Para que esperar a pandemia atingir níveis críticos para adotar medidas que
impeçam o seu agravamento? Qual a vantagem do “ver para crer”, depois de
passado um ano de aprendizado? As perguntas são retóricas, mas, infelizmente, a
tática de ficar dizendo “ainda é cedo” para depois começar a dizer que “agora é
tarde” funcionou muito bem para os negacionistas de plantão.
No mesmo sentido, fica mais
fácil sustentar a defesa das restrições quando o Estado dá meios para que as
pessoas e as empresas sofram menos com os seus efeitos.
O Brasil ainda tem uma das
maiores economias do mundo, mas no Ranking do PIB per capta ocupa situação
intermediária, semelhante à de países como a Turquia e a África do Sul.
Portanto, se parece utópico exigir que o Estado brasileiro sustente grandes
períodos de isolamento, como ocorreu no Reino Unido e na Alemanha, soa um tanto
cínico tratar do assunto com argumentos que só fazem sentido nos países mais
pobres da África e da Ásia.
É lamentável que o Judiciário tenha
que ser chamado para resolver questões reveladoras do egoísmo e desunião que
imperam na Sociedade, de que é exemplo o Município de São José dos Campos, que,
tendo vagas de sobra em suas UTI, ao invés de se oferecer para ajudar
localidades em iminente colapso, entrou na Justiça para se ver livre de certas restrições.

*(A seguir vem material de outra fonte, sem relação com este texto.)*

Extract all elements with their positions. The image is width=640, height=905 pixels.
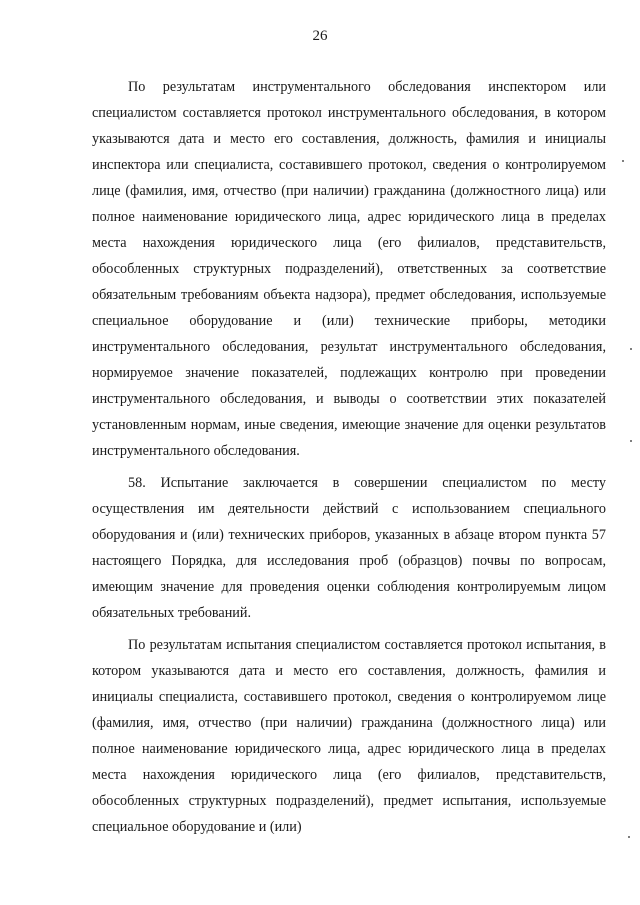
paragraph-58-testing: 58. Испытание заключается в совершении специалистом по месту осуществления им деятельности действий с использованием специального оборудования и (или) технических приборов, указанных в абзаце втором пункта 57 настоящего Порядка, для исследования проб (образцов) почвы по вопросам, имеющим значение для проведения оценки соблюдения контролируемым лицом обязательных требований.: [92, 475, 606, 621]
scan-speck: [630, 440, 632, 442]
scan-speck: [630, 348, 632, 350]
page-number: 26: [312, 28, 328, 44]
document-body: [92, 74, 606, 846]
paragraph-instrumental-survey-protocol: По результатам инструментального обследования инспектором или специалистом составляется протокол инструментального обследования, в котором указываются дата и место его составления, должность, фамилия и инициалы инспектора или специалиста, составившего протокол, сведения о контролируемом лице (фамилия, имя, отчество (при наличии) гражданина (должностного лица) или полное наименование юридического лица, адрес юридического лица в пределах места нахождения юридического лица (его филиалов, представительств, обособленных структурных подразделений), ответственных за соответствие обязательным требованиям объекта надзора), предмет обследования, используемые специальное оборудование и (или) технические приборы, методики инструментального обследования, результат инструментального обследования, нормируемое значение показателей, подлежащих контролю при проведении инструментального обследования, и выводы о соответствии этих показателей установленным нормам, иные сведения, имеющие значение для оценки результатов инструментального обследования.: [92, 79, 606, 459]
scan-speck: [628, 836, 630, 838]
scan-speck: [622, 160, 624, 162]
paragraph-testing-protocol: По результатам испытания специалистом составляется протокол испытания, в котором указываются дата и место его составления, должность, фамилия и инициалы специалиста, составившего протокол, сведения о контролируемом лице (фамилия, имя, отчество (при наличии) гражданина (должностного лица) или полное наименование юридического лица, адрес юридического лица в пределах места нахождения юридического лица (его филиалов, представительств, обособленных структурных подразделений), предмет испытания, используемые специальное оборудование и (или): [92, 637, 606, 835]
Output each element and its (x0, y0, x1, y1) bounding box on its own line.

Por mais que as medidas restritivas
sejam desagradáveis, a ferrenha resistência que elas provocam parece ser útil
apenas para prorrogá-las e agravá-las. Enquanto a gente bate cabeça, o vírus
está no comando. E, como diz aquele velho jargão forense: manda quem pode,
obedece quem tem juízo.
EMENDA (11.04.2021): Fui alertado, por um raro e raro leitor, que o provérbio estampado no título não é bem um jargão forense - ainda que seja costumeiramente utilizado para evidenciar a imperatividade das decisões judiciais. Tem mais a ver com o poder hierárquico, presente nas mais diversas organizações, em especial nas Forças Armadas. O que me remete à segunda coluna de Nicolelis. Além disso, após a publicação deste texto o STF julgou o caso dos decretos que proíbem celebrações religiosas, que tem, em alguma medida, relação com os assuntos ora tratados. O acórdão ainda não foi publicado, mas já se sabe que os decretos estaduais ou municipais que estabelecem restrições a celebrações presenciais nas igrejas e templos religiosos foram mantidos, por 9 a 2. O Procurador Geral da República, Augusto Aras, defendeu que as medidas não passam no teste da necessidade, pois seria, segundo ele, possível manter as celebrações com protocolos de segurança, conforme já havia defendido o ministro Nunes Marques, que, junto com Dias Toffoli, ficou vencido. Os demais ministros, respaldados pela opinião técnica do Centro de Contingência do Coronavírus do Estado de São Paulo e diante dos números de casos, óbitos e internações em razão da covid-19, julgaram as medidas adequadas e necessárias para combater a doença. Entenderam que a decisão cabe aos gestores locais, e que não há ofensa desproporcional à liberdade religiosa, direito fundamental de primeira geração que se divide em liberdade de crença e de culto. De acordo com o voto do relator, Gilmar Mendes, não se concebe que a restrição temporária de frequentar eventos religiosos públicos tenha aptidão para coagir ou influenciar os cidadãos, no sentido de seguir essa ou aquela religião, ou seja, as pessoas continuam sendo livres para crer com base exclusivamente na sua própria consciência, o que é a expressão da liberdade de crença. Quanto à liberdade de culto, lembrou o ministro que a própria Constituição garante o seu exercício "na forma da lei", e que houve restrições às reuniões religiosas em diversos lugares do mundo. Utilizando-se amplamente do direito comparado e outros precedentes da Corte, defendeu a proporcionalidade da medida diante das atuais circunstâncias, sempre ressaltando o seu caráter temporário e que somente atinge os cultos celebrados na forma presencial, ou seja, está longe de ser uma restrição absoluta ou mesmo, face à gravidade do momento, excessiva.